Mais les causes de cet isolement étaient aussi économiques car, ormi la noix de cola, qui alimentait un commerce actif entre le nord du pays Wé et la région de Séguela, la grande forêt avait peu de biens précieux à offrir aux marchés cosmopolites du Sahel ou aux traficants européens de la Côte. L'or d'Ity n'avait pas encore été découvert et la région ne participait pas au traffic des esclaves.

Ajoutons que les populations forestiéres Wé comme leurs voisins Dan, Krou et Bété étaient connues pour leur farouche esprit d'indépendance autant que pour leur férocité au combat, ce qui a probablement dissuadé bien des marchands et des envahisseurs de s'aventurer dans ces régions. Le nom de "Côte des Malegents" (= Côte des mauvaises gens) avait même été donné à la moitié Ouest de la facade maritime de la Cote d'Ivoire tandis que la partie Est, plus accueillante au trafiquants et aux missionnaires était qualifiée de "Côte des Bonnegens".

La conquête du pays Wé par les français

L'exploration du pays Wé par les français fut trés tardive comparée aux autres régions de Côte d'ivoire, en raison, notamment, de l'indétermination des frontiéres avec le Libéria voisin qui a longtemps revendiqué les régions à l'ouest du fleuve Sassandra.
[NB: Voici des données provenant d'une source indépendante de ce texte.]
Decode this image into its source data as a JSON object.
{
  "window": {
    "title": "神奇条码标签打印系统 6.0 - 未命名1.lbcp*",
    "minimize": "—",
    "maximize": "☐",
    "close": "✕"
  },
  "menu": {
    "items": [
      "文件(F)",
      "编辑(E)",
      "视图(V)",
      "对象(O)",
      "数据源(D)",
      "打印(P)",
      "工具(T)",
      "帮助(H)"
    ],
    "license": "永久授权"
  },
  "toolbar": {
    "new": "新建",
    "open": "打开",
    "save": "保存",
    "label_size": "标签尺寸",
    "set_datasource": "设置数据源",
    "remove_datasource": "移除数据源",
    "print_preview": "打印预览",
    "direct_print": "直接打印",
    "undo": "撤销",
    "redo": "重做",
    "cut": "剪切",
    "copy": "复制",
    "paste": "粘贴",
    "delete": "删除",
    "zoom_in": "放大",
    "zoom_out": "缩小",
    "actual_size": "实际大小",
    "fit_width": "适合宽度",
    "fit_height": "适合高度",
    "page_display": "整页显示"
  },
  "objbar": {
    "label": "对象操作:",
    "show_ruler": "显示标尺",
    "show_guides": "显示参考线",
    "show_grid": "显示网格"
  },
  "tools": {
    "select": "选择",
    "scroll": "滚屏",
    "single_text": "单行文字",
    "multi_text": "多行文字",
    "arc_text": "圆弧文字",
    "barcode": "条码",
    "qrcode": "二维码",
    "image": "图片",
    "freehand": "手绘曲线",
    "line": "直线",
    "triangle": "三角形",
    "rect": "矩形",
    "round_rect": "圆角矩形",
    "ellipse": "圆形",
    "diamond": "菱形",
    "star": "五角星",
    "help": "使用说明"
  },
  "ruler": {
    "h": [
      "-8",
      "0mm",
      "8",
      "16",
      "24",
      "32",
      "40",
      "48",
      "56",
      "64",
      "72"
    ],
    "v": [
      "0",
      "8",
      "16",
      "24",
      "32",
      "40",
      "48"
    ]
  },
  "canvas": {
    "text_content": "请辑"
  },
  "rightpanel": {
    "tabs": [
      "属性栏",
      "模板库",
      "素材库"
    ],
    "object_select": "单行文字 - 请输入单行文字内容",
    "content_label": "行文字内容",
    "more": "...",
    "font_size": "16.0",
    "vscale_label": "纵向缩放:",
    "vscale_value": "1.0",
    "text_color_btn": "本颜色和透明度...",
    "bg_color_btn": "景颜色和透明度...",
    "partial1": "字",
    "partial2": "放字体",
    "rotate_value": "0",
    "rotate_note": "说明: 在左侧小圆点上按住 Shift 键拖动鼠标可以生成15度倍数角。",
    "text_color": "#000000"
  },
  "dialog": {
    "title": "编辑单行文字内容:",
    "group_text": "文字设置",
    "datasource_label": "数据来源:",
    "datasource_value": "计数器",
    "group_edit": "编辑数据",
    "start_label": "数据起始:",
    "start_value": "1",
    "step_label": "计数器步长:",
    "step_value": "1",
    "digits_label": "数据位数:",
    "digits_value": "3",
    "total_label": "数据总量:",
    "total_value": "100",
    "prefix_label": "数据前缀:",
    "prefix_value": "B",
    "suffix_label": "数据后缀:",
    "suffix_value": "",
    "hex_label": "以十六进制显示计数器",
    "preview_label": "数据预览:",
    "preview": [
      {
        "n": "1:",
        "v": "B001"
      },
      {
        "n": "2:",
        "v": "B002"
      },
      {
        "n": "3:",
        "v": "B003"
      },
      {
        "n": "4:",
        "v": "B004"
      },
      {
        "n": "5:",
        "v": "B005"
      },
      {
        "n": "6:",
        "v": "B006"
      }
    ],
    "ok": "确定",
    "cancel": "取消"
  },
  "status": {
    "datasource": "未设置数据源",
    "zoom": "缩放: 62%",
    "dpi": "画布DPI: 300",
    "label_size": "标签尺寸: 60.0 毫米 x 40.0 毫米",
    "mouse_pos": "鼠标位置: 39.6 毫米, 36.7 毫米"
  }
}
A partir de la convention franco-libérienne de 1892, la France obtient la souveraineté sur les terres à l'est du fleuve Cavally, mais en réalité seule l'embouchure de ce fleuve était connue à cette époque et la frontiére était supposée courir plein Nord depuis le Cap des Palmes jusqu'à une riviére au Nord de Man que les négociateurs des deux parties ont identifié par erreur comme un affluent du Cavally.


Hostains au milieu des Wés
(La mission Hostains-d'Ollone,Le Tour du monde, 1901)

En 1899, la mission Hostain-d'Ollonne remonte le cours de ce fleuve depuis la mer jusqu'à la Guinée avec une vingtaine de tirailleurs djiminis et découvre que le fleuve fait un coude vers l'ouest, au niveau de la ville de Taï, avant de reprendre la direction du Nord, 100 kilométres plus à l'ouest, dans les environs de Toulepleu. Les résultats de cette expédition permettront de délimiter les frontiéres dans un sens nettement défavorable au Libéria puisque toute la région entre le Cavally et le Sassandra est finallement attribué à la colonie de Côte d'Ivoire.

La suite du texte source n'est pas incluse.